As you also probably know, Twitter is a big advocate of freedom of expression, as they refused to take down Wikileak’s Twitter account during Cablegate, and they all but condemned the Egyptian government for blocking access to Twitter during the revolution when Mubarak was in power (because they really believe in open government, freedom of speech, and most importantly, Twitter users).
But, as you know, Twitter recently blocked some 3rd party applications (Twidroid, UberSocial, and others) from accessing Twitter’s API, rendering them purposeless. The Twitter applications that they blocked for several days actually control about 10% of all Twitter traffic, and that’s pretty much, kinda why Twitter shut them down.
According to Twitter spokeswoman Carolyn Penner, one of the reasons for the shutdown was: “changing of tweet content in order to make money.” What’s the point of an API if developers can’t do anything with the content from the API, exactly? The other reasons were more vague: like trademark infringement. Really, Twitter? You’ve been promoting and encouraging 3rd-party developers that use your name in some fun way in their own app and company names. Why the sudden change of heart? Most “experts” claimed that Twitter’s legal department made the push for the 3rd-party apps shutdown for this as a preemptive strike, just in case, someone actually stole Twitters’ users through Twitter…
And I think we should all just put everything on the table. That’s why they did it. Ubermedia, the company that owns all the apps that were shut down by Twitter recently, is run by tech pioneer Bill Gross (follow him on Twitter, if you’re not already). He’s the guy who pretty much came up with Google’s billion dollar ad industry concept in the 90s through a start-up he sold for north of $1B called goto.com. So, he’s pretty much a Silicon Valley wonder boy who was buying up all the 3rd party developer apps recently, and Twitter got a little nervous. So, they pretty much threw some random infringment claims UberMedia’s way and shut ’em down….
Because that’s what privately-owned entities can do: they can say: “get off my property, even though I invited you in” or “do well, but not too good, or I’m ousting you.”
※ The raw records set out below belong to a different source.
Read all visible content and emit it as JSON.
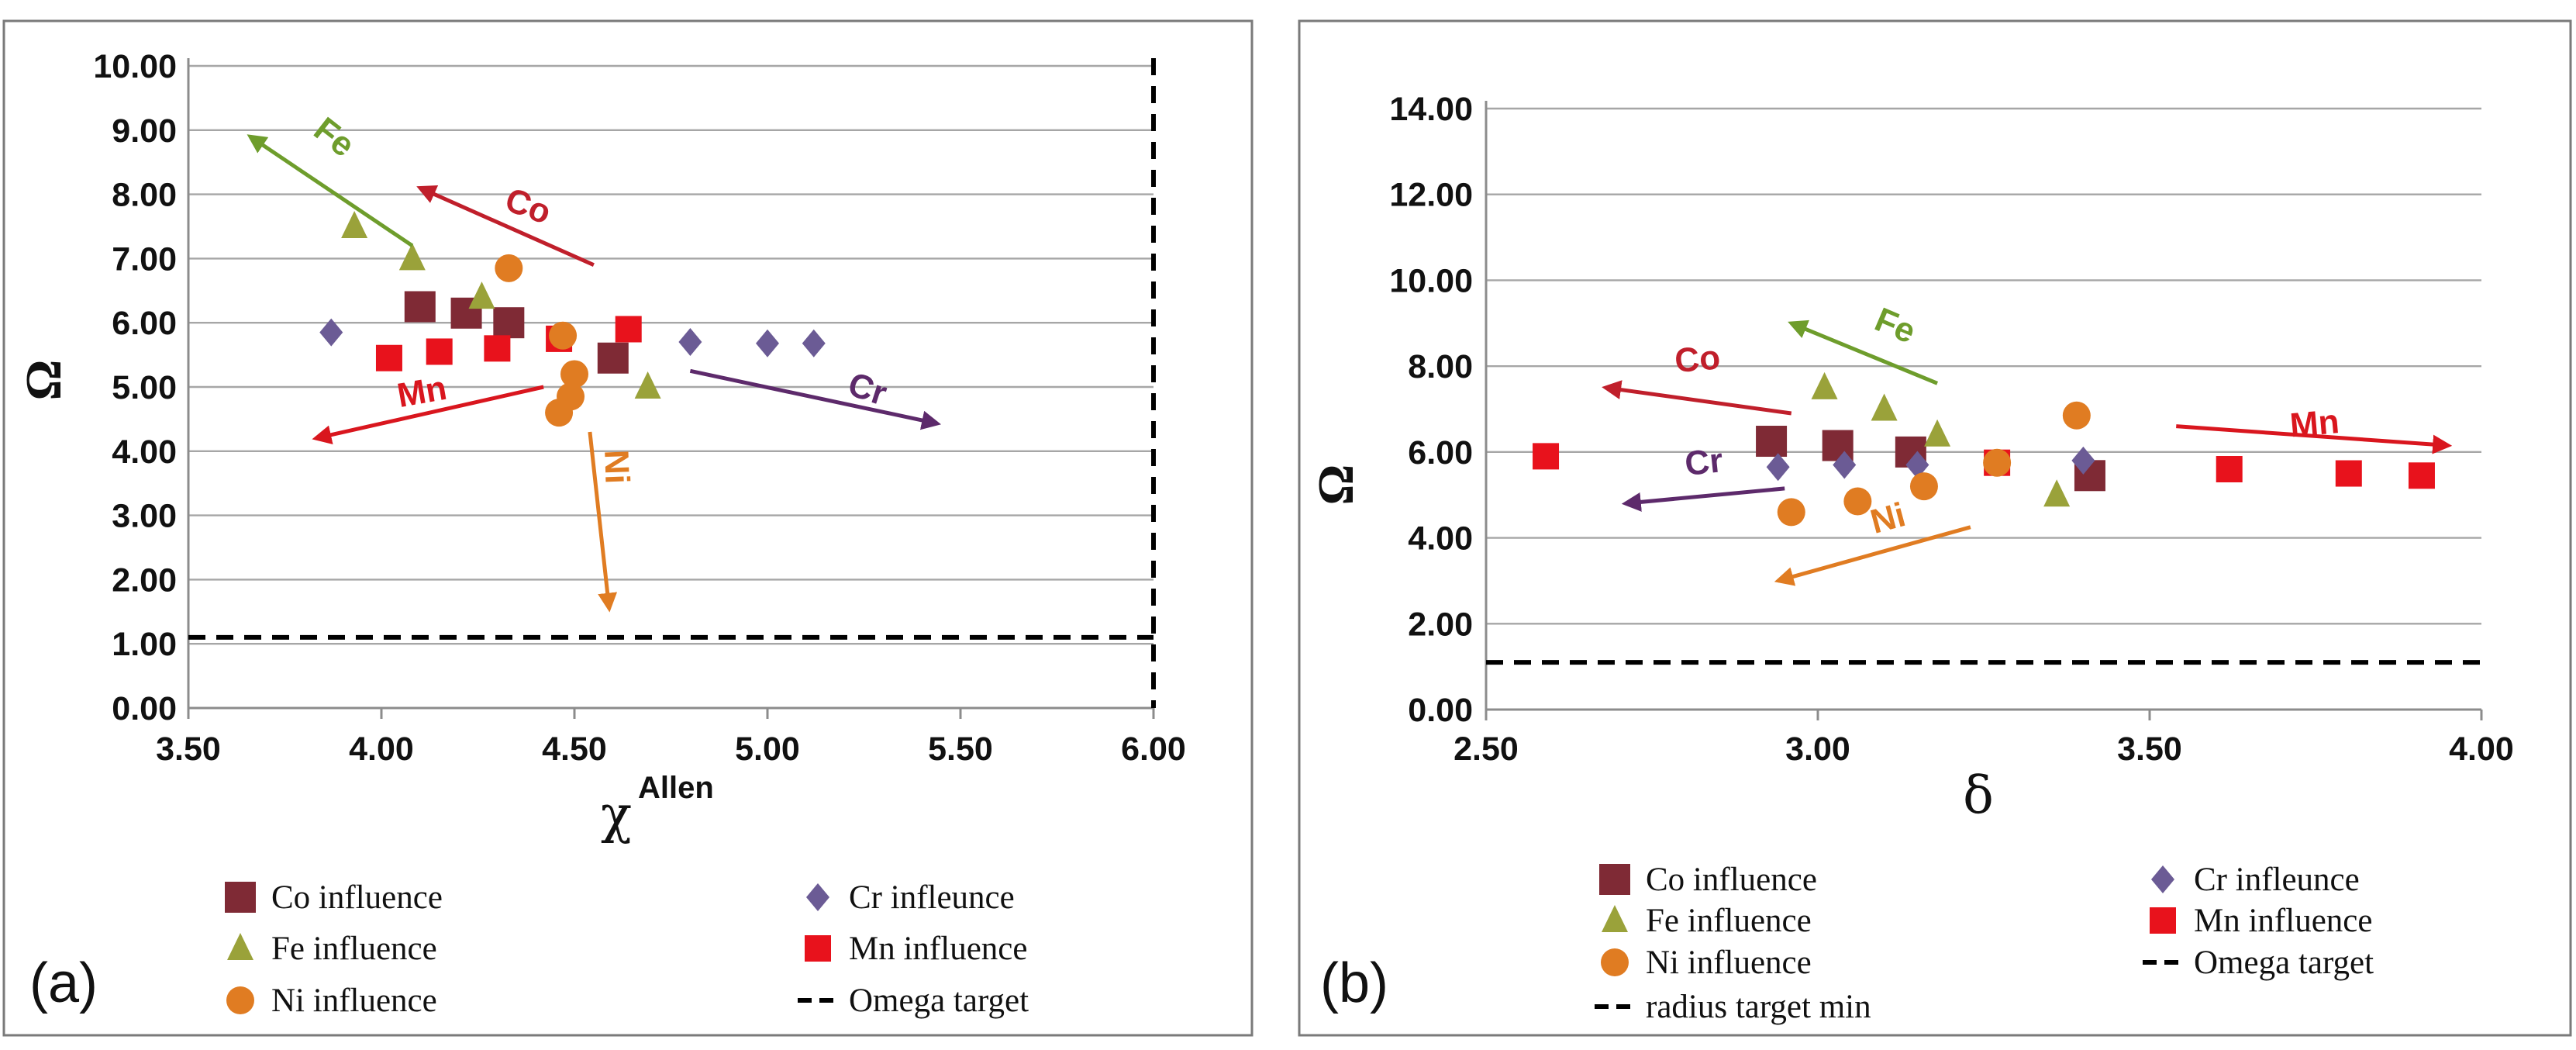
{
  "colors": {
    "co": "#7f2a35",
    "cr": "#6b5b95",
    "fe": "#9aa23a",
    "mn": "#e8121c",
    "ni": "#e07c22",
    "target": "#000000",
    "arrow_fe": "#6e9d2c",
    "arrow_co": "#c01f2b",
    "arrow_mn": "#d9161e",
    "arrow_cr": "#5d2a6b",
    "arrow_ni": "#e07c22"
  },
  "chart_data": [
    {
      "id": "a",
      "type": "scatter",
      "panel_label": "(a)",
      "title": "",
      "xlabel": "χ",
      "xlabel_sup": "Allen",
      "ylabel": "Ω",
      "xlim": [
        3.5,
        6.0
      ],
      "ylim": [
        0,
        10
      ],
      "xticks": [
        "3.50",
        "4.00",
        "4.50",
        "5.00",
        "5.50",
        "6.00"
      ],
      "yticks": [
        "0.00",
        "1.00",
        "2.00",
        "3.00",
        "4.00",
        "5.00",
        "6.00",
        "7.00",
        "8.00",
        "9.00",
        "10.00"
      ],
      "grid": "horizontal",
      "series": [
        {
          "name": "Co influence",
          "key": "co",
          "marker": "square",
          "points": [
            [
              4.1,
              6.25
            ],
            [
              4.22,
              6.15
            ],
            [
              4.33,
              6.0
            ],
            [
              4.6,
              5.45
            ]
          ]
        },
        {
          "name": "Cr infleunce",
          "key": "cr",
          "marker": "diamond",
          "points": [
            [
              3.87,
              5.85
            ],
            [
              4.8,
              5.7
            ],
            [
              5.0,
              5.68
            ],
            [
              5.12,
              5.68
            ]
          ]
        },
        {
          "name": "Fe influence",
          "key": "fe",
          "marker": "triangle",
          "points": [
            [
              3.93,
              7.5
            ],
            [
              4.08,
              7.0
            ],
            [
              4.26,
              6.4
            ],
            [
              4.69,
              5.0
            ]
          ]
        },
        {
          "name": "Mn influence",
          "key": "mn",
          "marker": "square-small",
          "points": [
            [
              4.02,
              5.45
            ],
            [
              4.15,
              5.55
            ],
            [
              4.3,
              5.6
            ],
            [
              4.46,
              5.75
            ],
            [
              4.64,
              5.9
            ]
          ]
        },
        {
          "name": "Ni influence",
          "key": "ni",
          "marker": "circle",
          "points": [
            [
              4.33,
              6.85
            ],
            [
              4.47,
              5.8
            ],
            [
              4.5,
              5.2
            ],
            [
              4.49,
              4.85
            ],
            [
              4.46,
              4.6
            ]
          ]
        },
        {
          "name": "Omega target",
          "key": "target",
          "marker": "dash",
          "y": 1.1
        }
      ],
      "vertical_line_x": 6.0,
      "annotations": [
        {
          "text": "Fe",
          "color_key": "arrow_fe",
          "from": [
            4.08,
            7.2
          ],
          "to": [
            3.66,
            8.9
          ],
          "label_at": [
            3.86,
            8.75
          ],
          "rotate": 38
        },
        {
          "text": "Co",
          "color_key": "arrow_co",
          "from": [
            4.55,
            6.9
          ],
          "to": [
            4.1,
            8.1
          ],
          "label_at": [
            4.37,
            7.65
          ],
          "rotate": 20
        },
        {
          "text": "Mn",
          "color_key": "arrow_mn",
          "from": [
            4.42,
            5.0
          ],
          "to": [
            3.83,
            4.2
          ],
          "label_at": [
            4.11,
            4.75
          ],
          "rotate": -10
        },
        {
          "text": "Cr",
          "color_key": "arrow_cr",
          "from": [
            4.8,
            5.25
          ],
          "to": [
            5.44,
            4.43
          ],
          "label_at": [
            5.25,
            4.8
          ],
          "rotate": 18
        },
        {
          "text": "Ni",
          "color_key": "arrow_ni",
          "from": [
            4.54,
            4.3
          ],
          "to": [
            4.59,
            1.55
          ],
          "label_at": [
            4.58,
            3.75
          ],
          "rotate": 88
        }
      ]
    },
    {
      "id": "b",
      "type": "scatter",
      "panel_label": "(b)",
      "title": "",
      "xlabel": "δ",
      "ylabel": "Ω",
      "xlim": [
        2.5,
        4.0
      ],
      "ylim": [
        0,
        14
      ],
      "xticks": [
        "2.50",
        "3.00",
        "3.50",
        "4.00"
      ],
      "yticks": [
        "0.00",
        "2.00",
        "4.00",
        "6.00",
        "8.00",
        "10.00",
        "12.00",
        "14.00"
      ],
      "grid": "horizontal",
      "series": [
        {
          "name": "Co influence",
          "key": "co",
          "marker": "square",
          "points": [
            [
              2.93,
              6.25
            ],
            [
              3.03,
              6.15
            ],
            [
              3.14,
              6.0
            ],
            [
              3.41,
              5.45
            ]
          ]
        },
        {
          "name": "Cr infleunce",
          "key": "cr",
          "marker": "diamond",
          "points": [
            [
              2.94,
              5.65
            ],
            [
              3.04,
              5.7
            ],
            [
              3.15,
              5.7
            ],
            [
              3.4,
              5.8
            ]
          ]
        },
        {
          "name": "Fe influence",
          "key": "fe",
          "marker": "triangle",
          "points": [
            [
              3.01,
              7.5
            ],
            [
              3.1,
              7.0
            ],
            [
              3.18,
              6.4
            ],
            [
              3.36,
              5.0
            ]
          ]
        },
        {
          "name": "Mn influence",
          "key": "mn",
          "marker": "square-small",
          "points": [
            [
              2.59,
              5.9
            ],
            [
              3.27,
              5.75
            ],
            [
              3.62,
              5.6
            ],
            [
              3.8,
              5.5
            ],
            [
              3.91,
              5.45
            ]
          ]
        },
        {
          "name": "Ni influence",
          "key": "ni",
          "marker": "circle",
          "points": [
            [
              2.96,
              4.6
            ],
            [
              3.06,
              4.85
            ],
            [
              3.16,
              5.2
            ],
            [
              3.27,
              5.75
            ],
            [
              3.39,
              6.85
            ]
          ]
        },
        {
          "name": "Omega target",
          "key": "target",
          "marker": "dash",
          "y": 1.1
        },
        {
          "name": "radius target min",
          "key": "target",
          "marker": "dash"
        }
      ],
      "annotations": [
        {
          "text": "Co",
          "color_key": "arrow_co",
          "from": [
            2.96,
            6.9
          ],
          "to": [
            2.68,
            7.5
          ],
          "label_at": [
            2.82,
            7.9
          ],
          "rotate": -5
        },
        {
          "text": "Fe",
          "color_key": "arrow_fe",
          "from": [
            3.18,
            7.6
          ],
          "to": [
            2.96,
            9.0
          ],
          "label_at": [
            3.11,
            8.7
          ],
          "rotate": 23
        },
        {
          "text": "Mn",
          "color_key": "arrow_mn",
          "from": [
            3.54,
            6.6
          ],
          "to": [
            3.95,
            6.15
          ],
          "label_at": [
            3.75,
            6.4
          ],
          "rotate": -5
        },
        {
          "text": "Cr",
          "color_key": "arrow_cr",
          "from": [
            2.95,
            5.15
          ],
          "to": [
            2.71,
            4.8
          ],
          "label_at": [
            2.83,
            5.5
          ],
          "rotate": -6
        },
        {
          "text": "Ni",
          "color_key": "arrow_ni",
          "from": [
            3.23,
            4.25
          ],
          "to": [
            2.94,
            3.0
          ],
          "label_at": [
            3.11,
            4.2
          ],
          "rotate": -15
        }
      ]
    }
  ]
}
There was a big uproar all throughout Twitter (and I was a part of it), and eventually Twitter restored access to UberMedia apps, but not without making a point: it’s freedom of expression, on our terms. Moreover, that, UberMedia, is kinda what it’s like to be a minority in America, in case you ever wondered.
The lesson learned here is: people can unite to make a difference, but ultimately, an API exists on someone’s server, and whoever owns that server makes the rules. Period.
Sucks. In further news, JP Morgan now owns 10% of those servers.